The court did not say why it would not take the case, which is customary practice.

However, three justices, Stephen Breyer, Sonia Sotomayor, and Brett Kavanaugh, said the court’s longstanding deference to Congress on military issues cautions against taking the case while lawmakers are considering whether to change the law, NBC News reported.

federal judge in Texas said the law violated the Constitution’s guarantee of equal protection. But a federal appeals court overturned the ruling, concluding that it was bound by a 1981 Supreme Court decision upholding the men-only requirement.

While the draft has not been activated since the United States switched to an all-volunteer force in 1973, it still remains an option on the books should it be needed during wartime. 

The Selective Service Act, which was passed six weeks after the United States formally entered World War I, requires all men to register for the draft within 30 days of their 18th birthday.
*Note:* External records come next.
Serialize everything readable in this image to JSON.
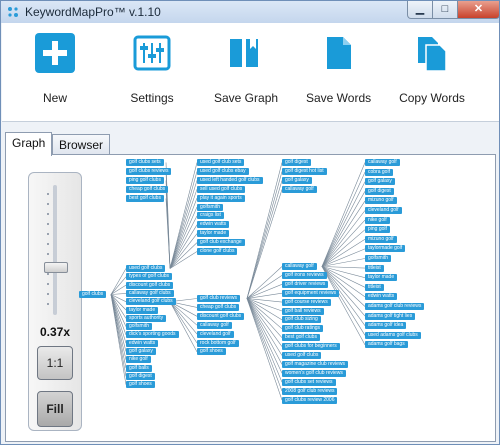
{
  "window": {
    "title": "KeywordMapPro™ v.1.10"
  },
  "toolbar": {
    "new_label": "New",
    "settings_label": "Settings",
    "save_graph_label": "Save Graph",
    "save_words_label": "Save Words",
    "copy_words_label": "Copy Words"
  },
  "tabs": {
    "graph_label": "Graph",
    "browser_label": "Browser"
  },
  "zoom": {
    "value": "0.37x",
    "one_to_one_label": "1:1",
    "fill_label": "Fill",
    "level": 0.37
  },
  "graph": {
    "root": "golf clubs",
    "col1": [
      "used golf clubs",
      "types of golf clubs",
      "discount golf clubs",
      "callaway golf clubs",
      "cleveland golf clubs",
      "taylor made",
      "sports authority",
      "golfsmith",
      "dick's sporting goods",
      "edwin watts",
      "golf galaxy",
      "nike golf",
      "golf balls",
      "golf digest",
      "golf shoes"
    ],
    "col2a": [
      "used golf club sets",
      "used golf clubs ebay",
      "used left handed golf clubs",
      "sell used golf clubs",
      "play it again sports",
      "golfsmith",
      "craigs list",
      "edwin watts",
      "taylor made",
      "golf club exchange",
      "clone golf clubs"
    ],
    "col2b": [
      "golf club reviews",
      "cheap golf clubs",
      "discount golf clubs",
      "callaway golf",
      "cleveland golf",
      "rock bottom golf",
      "golf shoes"
    ],
    "col0": [
      "golf clubs sets",
      "golf clubs reviews",
      "ping golf clubs",
      "cheap golf clubs",
      "best golf clubs"
    ],
    "col3a": [
      "golf digest",
      "golf digest hot list",
      "golf galaxy",
      "callaway golf"
    ],
    "col3b": [
      "callaway golf",
      "golf irons reviews",
      "golf driver reviews",
      "golf equipment reviews",
      "golf course reviews",
      "golf ball reviews",
      "golf club sizing",
      "golf club ratings",
      "best golf clubs",
      "golf clubs for beginners",
      "used golf clubs",
      "golf magazine club reviews",
      "women's golf club reviews",
      "golf clubs set reviews",
      "2008 golf club reviews",
      "golf clubs review 2006"
    ],
    "col4": [
      "callaway golf",
      "cobra golf",
      "golf galaxy",
      "golf digest",
      "mizuno golf",
      "cleveland golf",
      "nike golf",
      "ping golf",
      "mizuno golf",
      "taylormade golf",
      "golfsmith",
      "titleist",
      "taylor made",
      "titleist",
      "edwin watts",
      "adams golf club reviews",
      "adams golf tight lies",
      "adams golf idea",
      "used adams golf clubs",
      "adams golf bags"
    ]
  }
}
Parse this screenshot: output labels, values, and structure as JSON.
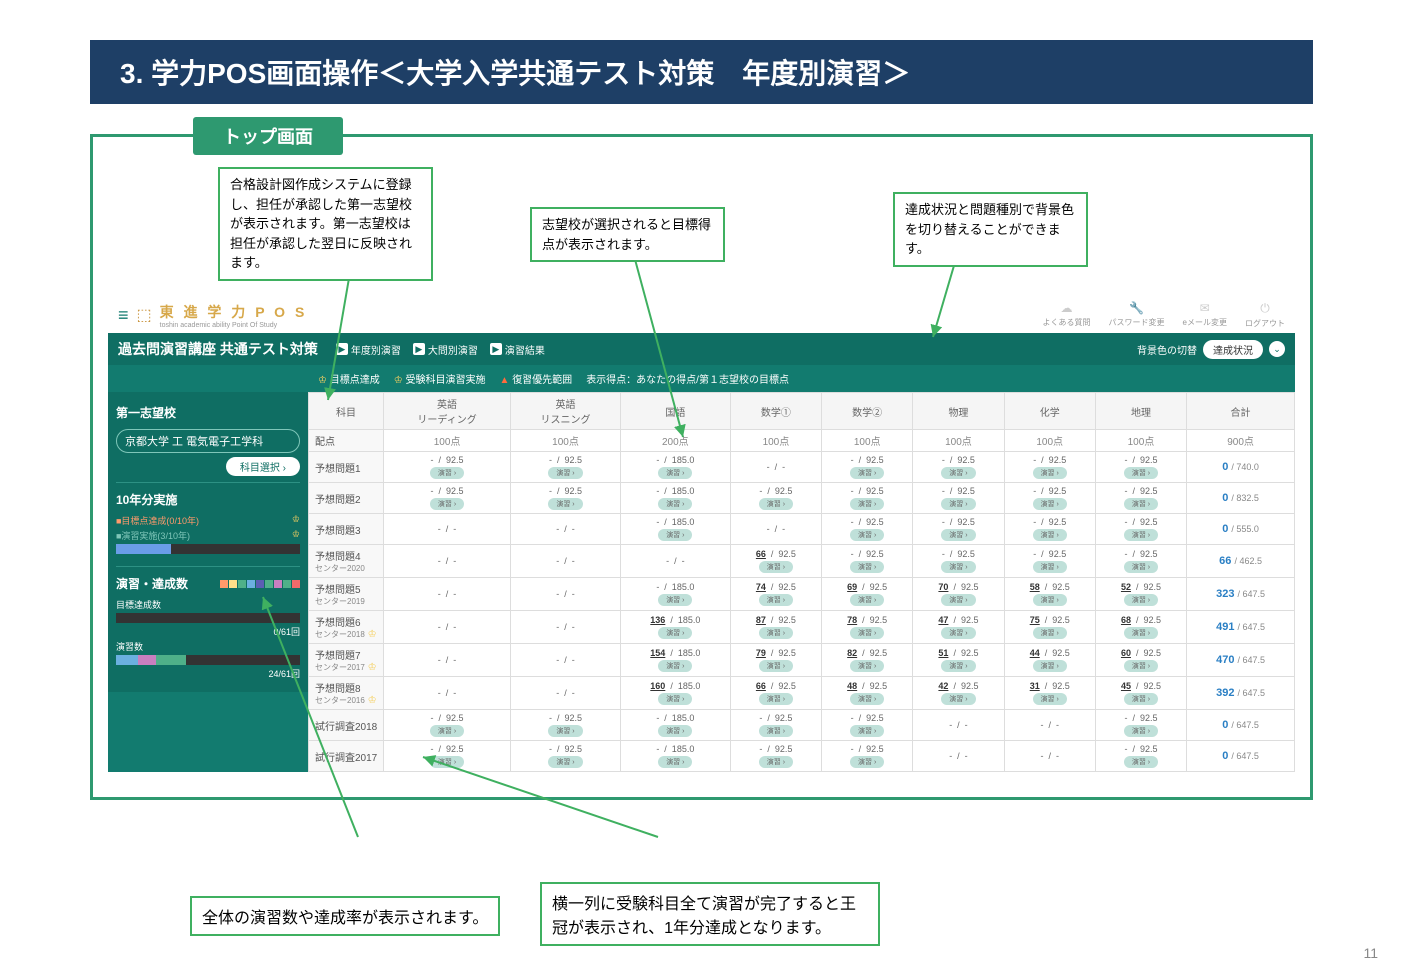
{
  "page_title": "3. 学力POS画面操作＜大学入学共通テスト対策　年度別演習＞",
  "top_label": "トップ画面",
  "callouts": {
    "c1": "合格設計図作成システムに登録し、担任が承認した第一志望校が表示されます。第一志望校は担任が承認した翌日に反映されます。",
    "c2": "志望校が選択されると目標得点が表示されます。",
    "c3": "達成状況と問題種別で背景色を切り替えることができます。",
    "c4": "全体の演習数や達成率が表示されます。",
    "c5": "横一列に受験科目全て演習が完了すると王冠が表示され、1年分達成となります。"
  },
  "app": {
    "logo": "東 進 学 力  P  O  S",
    "logo_sub": "toshin academic ability Point Of Study",
    "header_icons": [
      "よくある質問",
      "パスワード変更",
      "eメール変更",
      "ログアウト"
    ],
    "breadcrumb": "過去問演習講座 共通テスト対策",
    "tabs": [
      "年度別演習",
      "大問別演習",
      "演習結果"
    ],
    "bg_label": "背景色の切替",
    "bg_value": "達成状況",
    "legend": [
      "目標点達成",
      "受験科目演習実施",
      "復習優先範囲",
      "表示得点：あなたの得点/第１志望校の目標点"
    ]
  },
  "sidebar": {
    "sec1": "第一志望校",
    "school": "京都大学 工 電気電子工学科",
    "subject_select": "科目選択",
    "sec2": "10年分実施",
    "goal_line": "■目標点達成(0/10年)",
    "practice_line": "■演習実施(3/10年)",
    "sec3": "演習・達成数",
    "goal_count_label": "目標達成数",
    "goal_count_value": "0/61回",
    "practice_count_label": "演習数",
    "practice_count_value": "24/61回"
  },
  "table": {
    "headers": [
      "科目",
      "英語\nリーディング",
      "英語\nリスニング",
      "国語",
      "数学①",
      "数学②",
      "物理",
      "化学",
      "地理",
      "合計"
    ],
    "haiten_label": "配点",
    "haiten": [
      "100点",
      "100点",
      "200点",
      "100点",
      "100点",
      "100点",
      "100点",
      "100点",
      "900点"
    ],
    "rows": [
      {
        "name": "予想問題1",
        "sub": "",
        "crown": false,
        "cells": [
          [
            "-",
            "92.5"
          ],
          [
            "-",
            "92.5"
          ],
          [
            "-",
            "185.0"
          ],
          [
            "-",
            "-"
          ],
          [
            "-",
            "92.5"
          ],
          [
            "-",
            "92.5"
          ],
          [
            "-",
            "92.5"
          ],
          [
            "-",
            "92.5"
          ]
        ],
        "total": [
          "0",
          "740.0"
        ]
      },
      {
        "name": "予想問題2",
        "sub": "",
        "crown": false,
        "cells": [
          [
            "-",
            "92.5"
          ],
          [
            "-",
            "92.5"
          ],
          [
            "-",
            "185.0"
          ],
          [
            "-",
            "92.5"
          ],
          [
            "-",
            "92.5"
          ],
          [
            "-",
            "92.5"
          ],
          [
            "-",
            "92.5"
          ],
          [
            "-",
            "92.5"
          ]
        ],
        "total": [
          "0",
          "832.5"
        ]
      },
      {
        "name": "予想問題3",
        "sub": "",
        "crown": false,
        "cells": [
          [
            "-",
            "-"
          ],
          [
            "-",
            "-"
          ],
          [
            "-",
            "185.0"
          ],
          [
            "-",
            "-"
          ],
          [
            "-",
            "92.5"
          ],
          [
            "-",
            "92.5"
          ],
          [
            "-",
            "92.5"
          ],
          [
            "-",
            "92.5"
          ]
        ],
        "total": [
          "0",
          "555.0"
        ]
      },
      {
        "name": "予想問題4",
        "sub": "センター2020",
        "crown": false,
        "cells": [
          [
            "-",
            "-"
          ],
          [
            "-",
            "-"
          ],
          [
            "-",
            "-"
          ],
          [
            "66",
            "92.5"
          ],
          [
            "-",
            "92.5"
          ],
          [
            "-",
            "92.5"
          ],
          [
            "-",
            "92.5"
          ],
          [
            "-",
            "92.5"
          ]
        ],
        "total": [
          "66",
          "462.5"
        ]
      },
      {
        "name": "予想問題5",
        "sub": "センター2019",
        "crown": false,
        "cells": [
          [
            "-",
            "-"
          ],
          [
            "-",
            "-"
          ],
          [
            "-",
            "185.0"
          ],
          [
            "74",
            "92.5"
          ],
          [
            "69",
            "92.5"
          ],
          [
            "70",
            "92.5"
          ],
          [
            "58",
            "92.5"
          ],
          [
            "52",
            "92.5"
          ]
        ],
        "total": [
          "323",
          "647.5"
        ]
      },
      {
        "name": "予想問題6",
        "sub": "センター2018",
        "crown": true,
        "cells": [
          [
            "-",
            "-"
          ],
          [
            "-",
            "-"
          ],
          [
            "136",
            "185.0"
          ],
          [
            "87",
            "92.5"
          ],
          [
            "78",
            "92.5"
          ],
          [
            "47",
            "92.5"
          ],
          [
            "75",
            "92.5"
          ],
          [
            "68",
            "92.5"
          ]
        ],
        "total": [
          "491",
          "647.5"
        ]
      },
      {
        "name": "予想問題7",
        "sub": "センター2017",
        "crown": true,
        "cells": [
          [
            "-",
            "-"
          ],
          [
            "-",
            "-"
          ],
          [
            "154",
            "185.0"
          ],
          [
            "79",
            "92.5"
          ],
          [
            "82",
            "92.5"
          ],
          [
            "51",
            "92.5"
          ],
          [
            "44",
            "92.5"
          ],
          [
            "60",
            "92.5"
          ]
        ],
        "total": [
          "470",
          "647.5"
        ]
      },
      {
        "name": "予想問題8",
        "sub": "センター2016",
        "crown": true,
        "cells": [
          [
            "-",
            "-"
          ],
          [
            "-",
            "-"
          ],
          [
            "160",
            "185.0"
          ],
          [
            "66",
            "92.5"
          ],
          [
            "48",
            "92.5"
          ],
          [
            "42",
            "92.5"
          ],
          [
            "31",
            "92.5"
          ],
          [
            "45",
            "92.5"
          ]
        ],
        "total": [
          "392",
          "647.5"
        ]
      },
      {
        "name": "試行調査2018",
        "sub": "",
        "crown": false,
        "cells": [
          [
            "-",
            "92.5"
          ],
          [
            "-",
            "92.5"
          ],
          [
            "-",
            "185.0"
          ],
          [
            "-",
            "92.5"
          ],
          [
            "-",
            "92.5"
          ],
          [
            "-",
            "-"
          ],
          [
            "-",
            "-"
          ],
          [
            "-",
            "92.5"
          ]
        ],
        "total": [
          "0",
          "647.5"
        ]
      },
      {
        "name": "試行調査2017",
        "sub": "",
        "crown": false,
        "cells": [
          [
            "-",
            "92.5"
          ],
          [
            "-",
            "92.5"
          ],
          [
            "-",
            "185.0"
          ],
          [
            "-",
            "92.5"
          ],
          [
            "-",
            "92.5"
          ],
          [
            "-",
            "-"
          ],
          [
            "-",
            "-"
          ],
          [
            "-",
            "92.5"
          ]
        ],
        "total": [
          "0",
          "647.5"
        ]
      }
    ]
  },
  "page_num": "11"
}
Failure to do so can result in prosecution and denial of federal student loans.

NBC News reported that the National Coalition for Men and two young men who registered said the military has changed so much since 1981 that the justices should reconsider their earlier ruling. Forty years ago, women were banned from serving in combat roles. But in 2015, the Defense Department opened all military roles, units, and schools to women.

In 2017, a national commission appointed to study the issue concluded that excluding women from registering for the draft sent a message that they “are not vital to the defense of the country.”
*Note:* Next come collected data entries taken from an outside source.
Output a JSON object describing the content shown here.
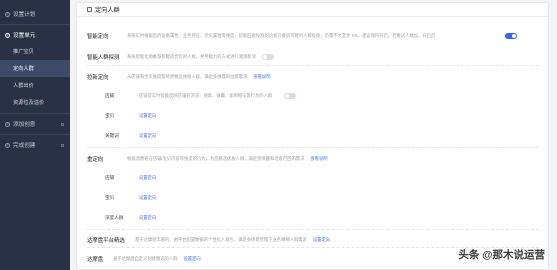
{
  "sidebar": {
    "steps": [
      {
        "num": "1",
        "label": "设置计划"
      },
      {
        "num": "2",
        "label": "设置单元"
      },
      {
        "num": "3",
        "label": "添加创意"
      },
      {
        "num": "4",
        "label": "完成创建"
      }
    ],
    "subitems": [
      "推广宝贝",
      "定向人群",
      "人群出价",
      "资源位及溢价"
    ]
  },
  "panel": {
    "title": "定向人群",
    "smart": {
      "label": "智能定向",
      "desc": "系统实时根据您的设备属性、业务特征、宝贝属性等维度，智能匹配投放的访客只要您可能的人群投放，仍需不大定步 5%，建议保持开启。若推送人数加，开启后"
    },
    "smart_detect": {
      "label": "智能人群探测",
      "desc": "系统智能化地推荐可能适合您的人群，并用能力的方式进行测测新领"
    },
    "interest": {
      "label": "拉新定向",
      "desc": "从店铺和宝贝维度帮将更精品维推人群，满足多维度的拉新需求",
      "link": "查看说明",
      "shop_label": "店铺",
      "shop_desc": "店铺及实时智能反映店铺有浏览、搜索、收藏、加购物车等行为的人群",
      "baby_label": "宝贝",
      "baby_link": "设置定向",
      "keyword_label": "关键词",
      "keyword_link": "设置定向"
    },
    "retarget": {
      "label": "重定向",
      "desc": "根据消费者在店铺/宝贝内容等维度的行为，为您精选优质人群，满足您唤醒和老客召回的需求",
      "link": "查看说明",
      "shop_label": "店铺",
      "shop_link": "设置定向",
      "baby_label": "宝贝",
      "baby_link": "设置定向",
      "deep_label": "深度人群",
      "deep_link": "设置定向"
    },
    "dmp": {
      "label": "达摩盘平台精选",
      "desc": "基于达摩盘丰富的、由平台配置数据的个性化人群包，满足多场景营销下业务精细人群需求",
      "link": "设置定向"
    },
    "dmp2": {
      "label": "达摩盘",
      "desc": "基于达摩盘自定义创建圈选的人群",
      "link": "设置定向"
    }
  },
  "watermark": "头条 @那木说运营"
}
The American Civil Liberties Union, representing the plaintiffs, told the Supreme Court that the decision by Congress to exclude women from the draft was rooted in archaic stereotypes about women’s roles outside the home.

According to reports, in a friend of court brief, a group of retired senior military officers, including former National Security Agency director Michael Hayden, said women now constitute 17 percent of the armed forces, roughly the same percentage of women in the New York Police Department.

Their brief said:

“Women graduate from the nation’s top service academies, complete the most challenging combat training programs, deploy overseas, serve alongside men, and integrate into basic combat teams, including in the infantry,” 

Due to the fact that Congress may be changing the law, the Biden administration reportedly urged the court not to take up the issue for the time being. 

The acting solicitor general, Elizabeth Prelogar, said:

“Any reconsideration of the constitutionality of the male only registration requirement would be premature at this time,” 

She continued:

“Congress is actively considering the scope of the registration requirement.”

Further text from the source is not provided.